A formação de leitores no nosso país recebe alguma atenção na fase de alfabetização, chegando ao ápice no volume de leitores entre 11 e 13 anos de idade. Após essa fase, os números se encontram em queda livre, sendo que na meia-idade o volume de não-leitores já supera aquele de leitores, mesmo ocasionais.

A distração, então, é delegada para as telas, para os mundos de competição por felicidade irreal, por corpos surreais, por relacionamentos que cobrem com glitter as lacunas de silêncio. Com isso, perdemos a chance de sonhar juntos, de torcer pelo sucesso de uma heroína ou de sentirmos a emoção de uma amizade que muda o destino do mundo.

Por isso, é preciso conversar sobre fantasia, levar Aslan, Katniss Everdeen, Leran, Sirius Black, Feyre Archeron, Allania e Aragorn, aaos espaços de bibliotecas públicas, cafés e conversas com colegas e amigos, para salpicarmos de fantástico inspirador um cotidiano de castelos de vidro.

Livros de fantasia não solucionam os problemas do mundo, mas fazem um trabalho extraordinário em nos lembrar que heróis improváveis existem e que eles, como nós, podem fazer toda a diferença.
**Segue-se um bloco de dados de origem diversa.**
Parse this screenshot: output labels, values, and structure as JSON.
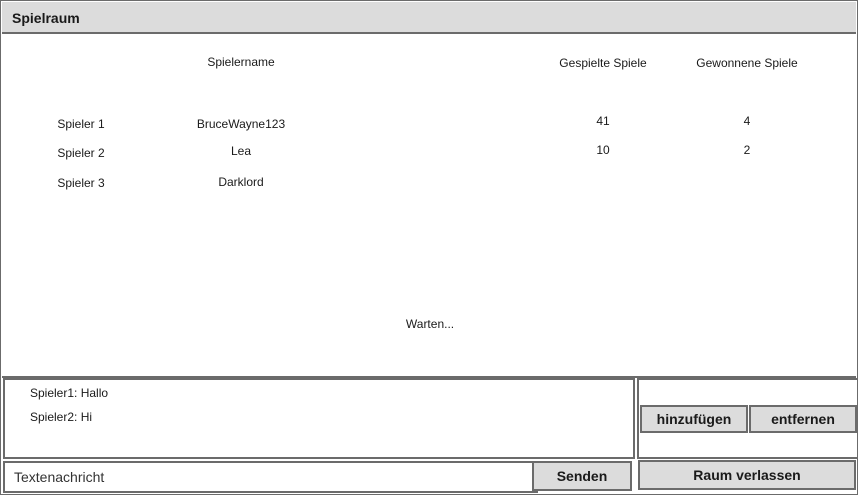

*Carolina Magaldi é professora de tradução literária (inglês/português) na Universidade Federal de Juiz de Fora, lecionando e orientando no âmbito da graduação, mestrado e doutorado. Trabalha também com educação intercultural e bilíngue na graduação e em mestrado profissional em educação. Atua como tradutora há cerca de 20 anos e começou a escrever, publicar contos e seu primeiro romance durante a pandemia, seguindo o conselho que sempre dá aos seus alunos: não deixar os sonhos na gaveta. Seu livro Dharma, publicado pela Editora Paratexto,  é o primeiro livro de uma trilogia.